(NEW YORK) — What if your economy-class airline seat could feel nearly as luxurious as first class? It would have a personal bin dedicated to overhead storage. It would be constructed in such a way that your space wouldn’t be infringed upon when the person in front of you reclines their seat. And it wouldn’t cost that much more than what we pay for economy class today.
AirGo — so named because of the similarity to the word ergo, as in ergonomic airline seating — is the brainchild of Alireza Yaghoubi, a Malaysia-based engineer who entered the design to the James Dyson Award, an international student design award running in 18 countries.

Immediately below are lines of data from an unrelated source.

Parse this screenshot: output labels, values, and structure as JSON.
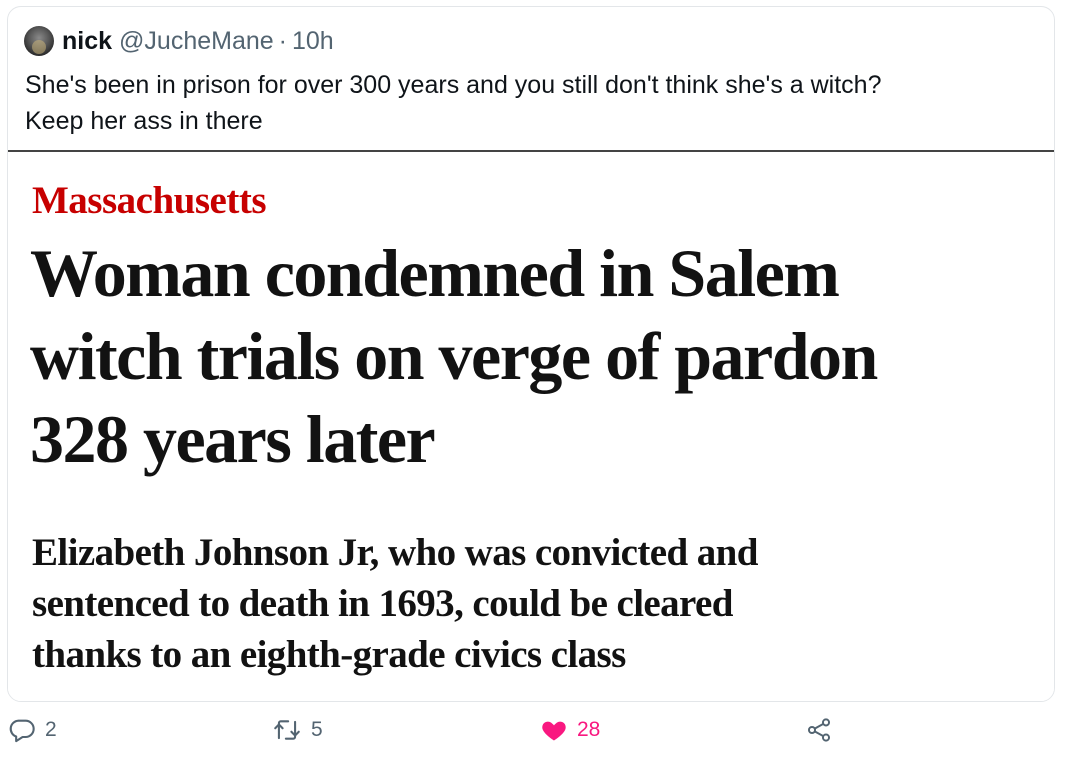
{
  "tweet": {
    "author": {
      "display_name": "nick",
      "handle": "@JucheMane",
      "separator": "·",
      "time": "10h"
    },
    "text_lines": [
      "She's been in prison for over 300 years and you still don't think she's a witch?",
      "Keep her ass in there"
    ]
  },
  "article": {
    "section": "Massachusetts",
    "headline_lines": [
      "Woman condemned in Salem",
      "witch trials on verge of pardon",
      "328 years later"
    ],
    "standfirst_lines": [
      "Elizabeth Johnson Jr, who was convicted and",
      "sentenced to death in 1693, could be cleared",
      "thanks to an eighth-grade civics class"
    ],
    "colors": {
      "section": "#c70000",
      "text": "#121212"
    }
  },
  "actions": {
    "reply": {
      "icon": "reply-icon",
      "count": "2"
    },
    "retweet": {
      "icon": "retweet-icon",
      "count": "5"
    },
    "like": {
      "icon": "heart-icon",
      "count": "28",
      "liked": true,
      "color": "#f91880"
    },
    "share": {
      "icon": "share-icon",
      "count": ""
    }
  }
}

Yaghoubi said he had the idea for AirGo after a series of uncomfortable eight-hour flights to visit his family.
In a typical flight experience, he said, the passenger in front of you reclines their seat, occupying “one-third of the space I have paid for. I now have this dilemma whether I should recline my seat too.”

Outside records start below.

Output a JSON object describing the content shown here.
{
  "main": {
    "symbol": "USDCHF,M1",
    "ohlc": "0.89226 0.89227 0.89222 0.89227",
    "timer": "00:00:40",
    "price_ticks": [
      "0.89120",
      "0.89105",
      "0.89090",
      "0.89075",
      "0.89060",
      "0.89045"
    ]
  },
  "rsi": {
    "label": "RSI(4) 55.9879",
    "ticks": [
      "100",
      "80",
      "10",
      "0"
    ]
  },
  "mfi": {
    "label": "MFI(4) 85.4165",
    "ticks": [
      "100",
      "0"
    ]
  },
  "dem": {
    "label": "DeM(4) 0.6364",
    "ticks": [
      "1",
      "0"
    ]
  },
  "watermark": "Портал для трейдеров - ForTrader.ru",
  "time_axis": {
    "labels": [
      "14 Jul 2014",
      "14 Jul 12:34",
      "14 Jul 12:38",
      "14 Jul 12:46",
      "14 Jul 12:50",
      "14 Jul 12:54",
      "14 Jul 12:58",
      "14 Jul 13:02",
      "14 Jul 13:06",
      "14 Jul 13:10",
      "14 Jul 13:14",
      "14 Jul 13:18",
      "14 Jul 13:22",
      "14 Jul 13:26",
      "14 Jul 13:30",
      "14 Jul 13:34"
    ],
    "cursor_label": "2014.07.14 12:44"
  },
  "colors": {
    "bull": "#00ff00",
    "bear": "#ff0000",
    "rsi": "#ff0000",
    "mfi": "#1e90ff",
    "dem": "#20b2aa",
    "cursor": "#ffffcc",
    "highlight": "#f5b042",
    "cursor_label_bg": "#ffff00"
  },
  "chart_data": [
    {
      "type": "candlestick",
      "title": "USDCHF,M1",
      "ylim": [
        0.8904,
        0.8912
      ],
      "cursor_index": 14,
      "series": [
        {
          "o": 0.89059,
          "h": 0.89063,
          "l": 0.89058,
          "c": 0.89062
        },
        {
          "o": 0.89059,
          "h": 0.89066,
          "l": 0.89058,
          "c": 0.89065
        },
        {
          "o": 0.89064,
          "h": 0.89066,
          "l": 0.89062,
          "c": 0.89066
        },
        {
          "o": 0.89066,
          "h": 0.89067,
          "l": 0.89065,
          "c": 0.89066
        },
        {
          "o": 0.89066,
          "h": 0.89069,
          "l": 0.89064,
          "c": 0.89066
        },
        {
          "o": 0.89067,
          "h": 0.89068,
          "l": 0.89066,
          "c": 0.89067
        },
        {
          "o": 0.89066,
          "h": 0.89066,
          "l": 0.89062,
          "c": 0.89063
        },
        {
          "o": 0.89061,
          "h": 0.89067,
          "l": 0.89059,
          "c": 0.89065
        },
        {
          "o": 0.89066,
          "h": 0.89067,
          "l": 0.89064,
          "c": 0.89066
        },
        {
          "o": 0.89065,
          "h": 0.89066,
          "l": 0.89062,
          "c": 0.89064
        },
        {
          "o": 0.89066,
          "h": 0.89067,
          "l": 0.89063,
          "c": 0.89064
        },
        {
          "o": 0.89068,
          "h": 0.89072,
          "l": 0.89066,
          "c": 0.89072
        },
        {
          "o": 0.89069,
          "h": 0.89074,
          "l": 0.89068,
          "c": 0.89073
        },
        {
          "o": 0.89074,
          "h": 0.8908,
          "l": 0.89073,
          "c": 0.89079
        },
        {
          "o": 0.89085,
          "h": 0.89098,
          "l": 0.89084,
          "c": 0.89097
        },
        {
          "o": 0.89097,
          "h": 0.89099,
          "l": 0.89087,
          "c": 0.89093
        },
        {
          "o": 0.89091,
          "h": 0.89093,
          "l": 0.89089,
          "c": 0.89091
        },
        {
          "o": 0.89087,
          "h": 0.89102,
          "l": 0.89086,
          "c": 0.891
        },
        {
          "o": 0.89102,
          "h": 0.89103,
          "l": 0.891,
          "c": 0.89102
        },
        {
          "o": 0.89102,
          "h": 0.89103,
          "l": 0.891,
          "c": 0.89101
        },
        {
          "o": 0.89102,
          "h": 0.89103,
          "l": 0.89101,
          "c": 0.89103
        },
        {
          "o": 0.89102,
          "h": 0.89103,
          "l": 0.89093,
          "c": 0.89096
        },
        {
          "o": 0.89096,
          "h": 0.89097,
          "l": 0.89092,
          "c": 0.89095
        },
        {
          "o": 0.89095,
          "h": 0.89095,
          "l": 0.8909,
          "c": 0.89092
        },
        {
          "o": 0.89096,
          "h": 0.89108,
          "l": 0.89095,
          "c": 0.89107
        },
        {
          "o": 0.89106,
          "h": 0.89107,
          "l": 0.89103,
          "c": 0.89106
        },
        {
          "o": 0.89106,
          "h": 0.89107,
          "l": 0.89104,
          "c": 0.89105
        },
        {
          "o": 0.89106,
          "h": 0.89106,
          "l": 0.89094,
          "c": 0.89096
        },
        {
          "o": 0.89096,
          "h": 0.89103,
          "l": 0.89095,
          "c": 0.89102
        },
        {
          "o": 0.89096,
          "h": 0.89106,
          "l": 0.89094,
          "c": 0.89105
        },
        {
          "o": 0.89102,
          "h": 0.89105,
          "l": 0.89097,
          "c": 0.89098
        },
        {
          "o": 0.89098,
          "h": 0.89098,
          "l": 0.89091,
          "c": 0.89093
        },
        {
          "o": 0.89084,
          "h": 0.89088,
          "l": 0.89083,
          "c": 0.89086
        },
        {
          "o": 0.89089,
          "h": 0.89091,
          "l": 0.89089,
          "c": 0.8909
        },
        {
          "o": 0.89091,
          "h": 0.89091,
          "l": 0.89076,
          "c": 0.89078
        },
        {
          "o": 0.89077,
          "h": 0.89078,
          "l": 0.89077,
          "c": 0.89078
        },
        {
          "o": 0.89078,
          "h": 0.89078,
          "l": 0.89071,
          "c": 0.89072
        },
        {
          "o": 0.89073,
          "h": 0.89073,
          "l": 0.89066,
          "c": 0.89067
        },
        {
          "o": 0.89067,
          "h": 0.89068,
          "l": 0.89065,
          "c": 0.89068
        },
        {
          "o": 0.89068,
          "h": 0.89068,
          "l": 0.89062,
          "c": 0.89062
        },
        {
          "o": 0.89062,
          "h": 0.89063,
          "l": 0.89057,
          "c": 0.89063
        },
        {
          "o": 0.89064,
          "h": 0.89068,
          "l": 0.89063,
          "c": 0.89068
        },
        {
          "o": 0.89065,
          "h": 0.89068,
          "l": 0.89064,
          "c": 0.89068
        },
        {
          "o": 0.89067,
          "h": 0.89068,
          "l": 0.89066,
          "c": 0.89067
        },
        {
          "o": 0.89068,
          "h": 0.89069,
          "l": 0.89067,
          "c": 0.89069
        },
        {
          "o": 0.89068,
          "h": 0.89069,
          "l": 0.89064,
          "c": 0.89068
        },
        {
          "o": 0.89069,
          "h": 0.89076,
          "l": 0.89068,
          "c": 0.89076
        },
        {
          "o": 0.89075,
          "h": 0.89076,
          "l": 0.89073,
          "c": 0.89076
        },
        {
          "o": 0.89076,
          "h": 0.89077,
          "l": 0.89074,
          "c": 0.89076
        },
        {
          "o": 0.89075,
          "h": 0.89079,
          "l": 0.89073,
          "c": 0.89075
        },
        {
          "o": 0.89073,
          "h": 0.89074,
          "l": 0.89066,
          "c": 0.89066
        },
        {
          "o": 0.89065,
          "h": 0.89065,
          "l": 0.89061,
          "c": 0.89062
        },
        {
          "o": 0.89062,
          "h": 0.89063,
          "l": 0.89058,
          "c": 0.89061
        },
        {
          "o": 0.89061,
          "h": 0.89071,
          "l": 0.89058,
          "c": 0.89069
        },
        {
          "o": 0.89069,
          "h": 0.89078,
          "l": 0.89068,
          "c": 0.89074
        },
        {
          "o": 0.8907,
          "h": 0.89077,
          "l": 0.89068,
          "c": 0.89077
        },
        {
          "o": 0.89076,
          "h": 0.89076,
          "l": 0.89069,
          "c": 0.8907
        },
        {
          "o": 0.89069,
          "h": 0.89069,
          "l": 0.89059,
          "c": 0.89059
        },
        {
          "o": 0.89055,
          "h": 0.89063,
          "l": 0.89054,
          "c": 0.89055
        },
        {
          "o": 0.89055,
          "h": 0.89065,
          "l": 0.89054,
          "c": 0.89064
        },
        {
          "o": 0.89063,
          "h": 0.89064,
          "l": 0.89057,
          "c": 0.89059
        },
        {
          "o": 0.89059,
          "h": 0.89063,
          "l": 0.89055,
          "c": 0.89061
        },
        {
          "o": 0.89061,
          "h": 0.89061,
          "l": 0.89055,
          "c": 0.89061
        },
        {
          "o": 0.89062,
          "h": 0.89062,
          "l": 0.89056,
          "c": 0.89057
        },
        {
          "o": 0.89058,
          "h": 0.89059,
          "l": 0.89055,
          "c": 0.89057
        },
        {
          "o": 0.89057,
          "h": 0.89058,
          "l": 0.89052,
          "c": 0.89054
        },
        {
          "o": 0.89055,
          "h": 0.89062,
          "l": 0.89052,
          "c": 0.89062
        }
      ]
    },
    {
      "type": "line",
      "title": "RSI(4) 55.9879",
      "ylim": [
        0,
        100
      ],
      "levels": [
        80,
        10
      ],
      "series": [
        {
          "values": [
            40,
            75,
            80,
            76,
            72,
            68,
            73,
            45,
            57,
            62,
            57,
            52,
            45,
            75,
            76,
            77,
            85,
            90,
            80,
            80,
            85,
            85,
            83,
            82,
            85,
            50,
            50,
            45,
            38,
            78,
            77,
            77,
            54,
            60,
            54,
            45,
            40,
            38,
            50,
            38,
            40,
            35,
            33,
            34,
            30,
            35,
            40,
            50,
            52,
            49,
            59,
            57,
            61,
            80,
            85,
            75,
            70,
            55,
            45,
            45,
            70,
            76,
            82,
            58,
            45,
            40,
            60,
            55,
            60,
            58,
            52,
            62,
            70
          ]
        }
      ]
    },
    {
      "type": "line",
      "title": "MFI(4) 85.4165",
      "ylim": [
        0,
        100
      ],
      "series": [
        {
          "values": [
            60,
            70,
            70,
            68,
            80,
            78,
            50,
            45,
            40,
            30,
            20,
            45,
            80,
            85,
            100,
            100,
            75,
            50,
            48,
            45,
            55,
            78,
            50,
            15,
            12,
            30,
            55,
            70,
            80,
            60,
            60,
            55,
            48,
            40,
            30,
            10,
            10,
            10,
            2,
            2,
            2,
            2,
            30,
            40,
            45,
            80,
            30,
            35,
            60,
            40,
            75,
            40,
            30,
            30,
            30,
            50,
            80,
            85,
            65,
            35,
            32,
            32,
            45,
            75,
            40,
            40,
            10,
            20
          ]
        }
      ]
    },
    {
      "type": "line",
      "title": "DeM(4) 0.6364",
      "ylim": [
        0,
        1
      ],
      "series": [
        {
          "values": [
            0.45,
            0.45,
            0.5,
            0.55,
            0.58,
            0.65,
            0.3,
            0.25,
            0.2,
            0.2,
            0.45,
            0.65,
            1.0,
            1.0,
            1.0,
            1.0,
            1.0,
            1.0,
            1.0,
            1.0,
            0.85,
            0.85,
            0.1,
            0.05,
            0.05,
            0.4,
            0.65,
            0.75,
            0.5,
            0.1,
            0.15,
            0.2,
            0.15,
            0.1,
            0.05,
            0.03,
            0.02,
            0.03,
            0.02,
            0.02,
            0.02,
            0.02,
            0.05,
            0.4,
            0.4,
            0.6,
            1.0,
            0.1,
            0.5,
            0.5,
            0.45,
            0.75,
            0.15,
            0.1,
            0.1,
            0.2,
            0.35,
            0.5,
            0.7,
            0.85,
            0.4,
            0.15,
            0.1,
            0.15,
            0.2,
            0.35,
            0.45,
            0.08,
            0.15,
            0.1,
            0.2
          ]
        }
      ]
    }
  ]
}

Another common scenario: A meal is being served and “the passenger in front does not want to wake up and my tray table is part of his seat so it is a lot closer to my face than it should be.”

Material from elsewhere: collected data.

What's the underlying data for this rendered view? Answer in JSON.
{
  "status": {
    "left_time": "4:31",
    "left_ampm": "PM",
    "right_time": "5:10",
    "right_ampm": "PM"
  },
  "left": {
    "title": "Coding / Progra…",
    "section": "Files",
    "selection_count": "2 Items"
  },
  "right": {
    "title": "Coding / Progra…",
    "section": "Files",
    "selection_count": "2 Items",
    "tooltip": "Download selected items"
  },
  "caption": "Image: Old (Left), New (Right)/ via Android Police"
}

With AirGo, Yaghoubi said, every passenger has a minimum personal space which cannot be occupied when other passengers recline their seat. The screen and the tray table are now under the passenger’s full control. The seat pitch has been increased to 41 inches, but has been designed in a way to occupy floor space minimally.
“Compared to a normal economy class, AirGo uses only an additional 16 percent of floor space thanks to the new nylon mesh design which replaces the bulky cushions in current seats,” Yaghoubi said. “They are cheap, durable, recyclable and more comfortable, yet they are considerably thinner.”
Yaghoubi concedes that the new seats would at first glance seem to come at a significant cost to the airlines. Because the seats do occupy 16 percent more floor space, the airline would have to sell 16 percent fewer seats. But, he said, there are others ways to make money — much the way Apple makes money by selling apps, airlines could use the bigger person screens to sell a multitude of “extras.”
“The big screen for example can be used to encourage passengers to purchase a few dollar applications, movies, songs, games and books that could be used on their other devices elsewhere through cloud syncing,” Yaghoubi said. “They [the passengers] can video chat with others and call home for small rates or they can choose to take part in surveys or watch advertisements to use these services free of charge. They can connect to the local network and play matches against other passengers. The possibilities are just countless.”